Is Adam Smith a sceptic? It’s difficult to imagine a question more fundamental to our understanding of his project. Yet it’s also difficult to imagine a question that has received more varying answers from Smith scholars. Thus we find Charles Griswold on the one hand arguing that Smith is best understood as a ‘nondogmatic sceptic’ whose epistemology ‘unquestionably represents an appropriation of Hume’ (Griswold 1999: esp. 164-6, 171, 336-44; 2006: 22, 40, 50, 53-4, 56 n. 27; cf. Haakonssen and Winch 2006).1 On the other hand we find D.D. Raphael arguing with equal directedness that ‘Adam Smith was not a sceptic’, but a ‘theist’ (Raphael 2007: 104).2 My aim in what follows is to reconsider the evidence for each of these claims. In so doing, I want to argue that Smith’s epistemology is indeed indebted to Hume’s – but for reasons in fact quite different from those often insisted upon. Smith’s chief debt to Hume is not to Hume’s scepticism but his naturalism. This is most evident in the specific concern on which I want to focus: namely Smith’s embrace of Hume’s conception of natural belief.
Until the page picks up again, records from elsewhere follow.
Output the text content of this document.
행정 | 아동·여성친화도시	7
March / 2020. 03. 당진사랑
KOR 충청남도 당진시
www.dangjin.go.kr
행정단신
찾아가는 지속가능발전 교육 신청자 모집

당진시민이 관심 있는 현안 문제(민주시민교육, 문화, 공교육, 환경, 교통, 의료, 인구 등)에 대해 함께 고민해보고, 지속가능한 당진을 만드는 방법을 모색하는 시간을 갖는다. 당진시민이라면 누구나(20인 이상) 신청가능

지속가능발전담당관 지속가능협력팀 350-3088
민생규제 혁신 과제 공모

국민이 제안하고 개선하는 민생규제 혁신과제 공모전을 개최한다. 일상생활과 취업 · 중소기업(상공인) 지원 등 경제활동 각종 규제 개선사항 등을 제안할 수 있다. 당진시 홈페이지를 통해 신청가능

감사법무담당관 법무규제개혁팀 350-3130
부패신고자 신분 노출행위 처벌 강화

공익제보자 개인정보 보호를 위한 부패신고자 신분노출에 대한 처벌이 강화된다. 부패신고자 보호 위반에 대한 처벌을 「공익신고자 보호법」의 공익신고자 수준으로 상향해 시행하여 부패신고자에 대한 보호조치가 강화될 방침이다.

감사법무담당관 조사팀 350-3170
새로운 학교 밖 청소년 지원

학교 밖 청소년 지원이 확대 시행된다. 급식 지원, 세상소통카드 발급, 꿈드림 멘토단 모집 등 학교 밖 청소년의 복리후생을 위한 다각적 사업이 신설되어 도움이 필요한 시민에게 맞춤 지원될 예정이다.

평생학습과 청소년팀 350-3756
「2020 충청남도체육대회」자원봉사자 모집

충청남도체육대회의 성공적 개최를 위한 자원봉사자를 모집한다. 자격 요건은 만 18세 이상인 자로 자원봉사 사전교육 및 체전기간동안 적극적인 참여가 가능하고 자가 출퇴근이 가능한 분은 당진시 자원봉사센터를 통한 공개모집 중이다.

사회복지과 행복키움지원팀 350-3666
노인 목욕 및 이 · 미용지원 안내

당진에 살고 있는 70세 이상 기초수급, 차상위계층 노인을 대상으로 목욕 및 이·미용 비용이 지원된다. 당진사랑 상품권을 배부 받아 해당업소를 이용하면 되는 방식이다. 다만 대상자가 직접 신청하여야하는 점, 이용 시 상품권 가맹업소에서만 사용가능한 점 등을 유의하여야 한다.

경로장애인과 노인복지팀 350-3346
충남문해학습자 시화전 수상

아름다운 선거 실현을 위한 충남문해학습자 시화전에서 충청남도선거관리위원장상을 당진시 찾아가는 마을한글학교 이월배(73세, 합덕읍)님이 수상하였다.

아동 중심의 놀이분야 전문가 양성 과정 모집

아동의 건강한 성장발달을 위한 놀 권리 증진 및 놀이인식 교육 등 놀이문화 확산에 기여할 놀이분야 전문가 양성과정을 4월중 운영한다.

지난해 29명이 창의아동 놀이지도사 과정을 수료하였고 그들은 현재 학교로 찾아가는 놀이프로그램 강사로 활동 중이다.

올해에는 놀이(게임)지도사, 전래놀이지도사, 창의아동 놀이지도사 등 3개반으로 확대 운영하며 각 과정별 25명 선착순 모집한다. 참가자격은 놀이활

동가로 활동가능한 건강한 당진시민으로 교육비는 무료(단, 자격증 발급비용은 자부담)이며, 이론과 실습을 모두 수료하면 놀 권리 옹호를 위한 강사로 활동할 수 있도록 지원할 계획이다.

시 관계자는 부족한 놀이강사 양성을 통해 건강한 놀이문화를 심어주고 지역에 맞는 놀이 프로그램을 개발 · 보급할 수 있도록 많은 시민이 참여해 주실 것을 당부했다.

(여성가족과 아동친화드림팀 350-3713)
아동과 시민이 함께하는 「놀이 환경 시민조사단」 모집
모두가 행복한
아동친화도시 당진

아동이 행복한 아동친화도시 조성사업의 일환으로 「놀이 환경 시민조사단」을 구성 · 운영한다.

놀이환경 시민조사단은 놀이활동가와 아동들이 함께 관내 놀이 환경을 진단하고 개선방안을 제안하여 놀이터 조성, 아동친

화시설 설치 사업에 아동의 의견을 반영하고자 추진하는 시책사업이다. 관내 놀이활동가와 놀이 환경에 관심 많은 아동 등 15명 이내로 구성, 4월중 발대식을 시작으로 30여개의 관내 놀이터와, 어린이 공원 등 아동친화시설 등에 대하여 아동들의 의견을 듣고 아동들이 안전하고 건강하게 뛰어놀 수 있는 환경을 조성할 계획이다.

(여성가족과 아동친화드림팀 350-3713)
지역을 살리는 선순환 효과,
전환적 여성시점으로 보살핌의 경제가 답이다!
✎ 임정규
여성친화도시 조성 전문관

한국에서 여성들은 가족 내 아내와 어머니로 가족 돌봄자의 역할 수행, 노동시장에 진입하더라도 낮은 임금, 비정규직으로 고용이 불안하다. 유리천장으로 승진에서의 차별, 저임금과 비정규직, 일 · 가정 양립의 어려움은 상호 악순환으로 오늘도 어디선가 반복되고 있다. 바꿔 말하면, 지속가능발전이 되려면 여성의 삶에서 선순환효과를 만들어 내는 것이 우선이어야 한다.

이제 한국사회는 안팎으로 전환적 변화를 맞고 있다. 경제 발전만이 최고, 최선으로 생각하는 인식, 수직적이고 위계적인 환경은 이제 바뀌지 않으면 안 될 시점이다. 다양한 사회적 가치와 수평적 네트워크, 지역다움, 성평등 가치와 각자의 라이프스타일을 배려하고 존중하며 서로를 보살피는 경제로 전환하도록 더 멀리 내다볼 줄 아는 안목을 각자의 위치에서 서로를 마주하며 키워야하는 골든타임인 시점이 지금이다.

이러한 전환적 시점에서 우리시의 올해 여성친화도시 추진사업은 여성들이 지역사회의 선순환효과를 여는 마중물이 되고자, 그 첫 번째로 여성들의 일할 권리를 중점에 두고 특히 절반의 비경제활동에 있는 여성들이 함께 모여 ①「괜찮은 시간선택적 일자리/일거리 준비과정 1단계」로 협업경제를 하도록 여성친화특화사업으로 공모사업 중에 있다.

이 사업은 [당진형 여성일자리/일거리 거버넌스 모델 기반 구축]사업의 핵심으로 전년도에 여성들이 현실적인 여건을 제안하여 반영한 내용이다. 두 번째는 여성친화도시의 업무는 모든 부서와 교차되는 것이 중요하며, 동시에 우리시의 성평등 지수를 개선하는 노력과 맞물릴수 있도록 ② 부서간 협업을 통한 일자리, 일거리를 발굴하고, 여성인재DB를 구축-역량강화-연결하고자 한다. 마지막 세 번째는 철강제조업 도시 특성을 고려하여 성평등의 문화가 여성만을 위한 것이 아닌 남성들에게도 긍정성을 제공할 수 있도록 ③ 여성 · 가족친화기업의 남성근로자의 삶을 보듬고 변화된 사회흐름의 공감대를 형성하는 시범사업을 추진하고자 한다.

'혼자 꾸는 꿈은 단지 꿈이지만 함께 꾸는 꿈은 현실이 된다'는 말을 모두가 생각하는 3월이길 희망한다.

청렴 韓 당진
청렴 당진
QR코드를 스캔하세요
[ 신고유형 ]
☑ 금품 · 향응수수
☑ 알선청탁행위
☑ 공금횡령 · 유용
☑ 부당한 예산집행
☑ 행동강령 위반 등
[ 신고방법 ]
The advantages of this approach are threefold. First, it illuminates a

neglected aspect of Smith’s debts to Hume, debts that extend well beyond the familiar ones to Hume’s scepticism and his conception of the imagination.3

Second, such an approach clarifies Smith’s intention in some of the most enigmatic and frequently misunderstood passages in his writings. Third, and perhaps most importantly, appreciation of the role of natural belief in Smith’s project offers a persuasive alternative to the sceptical and the theistic conceptions alluded to at the outset. Each position of course has considerable merit, at least in its moderate form. But in their strong forms – tending to anti-realism on the one hand and personal theism on the other – they’re less satisfying insofar as they aspire to ascribe to Smith an authoritative position on the nature of external reality or on God’s existence.4 Such ascriptions will strike many as incongruent with Smith’s own intentions – intentions in some respects more modest and in others more daring than such labels suggest. In an effort to illuminate certain of these intentions, this essay suggests an interpretation focusing on naturalism and natural belief as an alternative to both strong sceptical and strong theistic interpretations of Smith’s project.